TOKYO (Reuters) – Japanese Prime Minister Fumio Kishida said on Monday he has no plan for the government’s pension fund to buy the central bank’s holdings of exchange-traded funds (ETF).

“The Bank of Japan holds ETFs as part of its monetary policy efforts to achieve its price target. It’s up to the central bank to decide on how to load the holdings,” Kishida told parliament.

“The government has no plan to request or instruct GPIF to buy the central bank’s ETF holdings,” he said.

Kishida made the remark in response to a lawmaker’s request in parliament to consider having Japan’s Government Pension Investment Fund (GPIF) buy the BOJ’s ETF holdings.
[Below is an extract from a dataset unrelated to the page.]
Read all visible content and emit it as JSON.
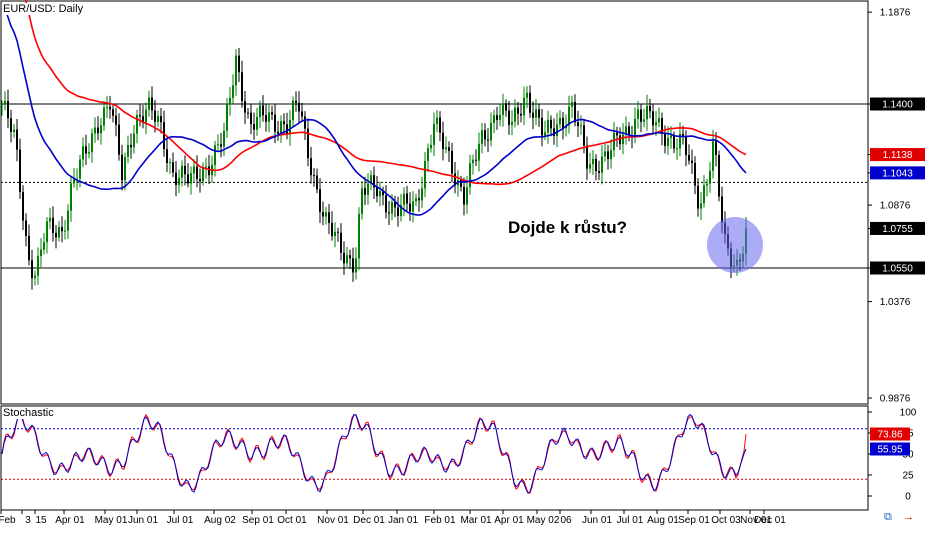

The BOJ ended eight years of negative interest rates and other remnants of its radical stimulus programme in March, including a framework to buy risky assets such as ETFs that had been in place since 2010.

The central bank has yet to lay out a plan to unload its huge holdings of ETFs and government bonds partly out of concern of destabilising financial markets.

With the BOJ moving toward normalising monetary policy, some politicians and market players have flagged ideas on how to unload its huge ETF holdings or tap the proceeds for spending.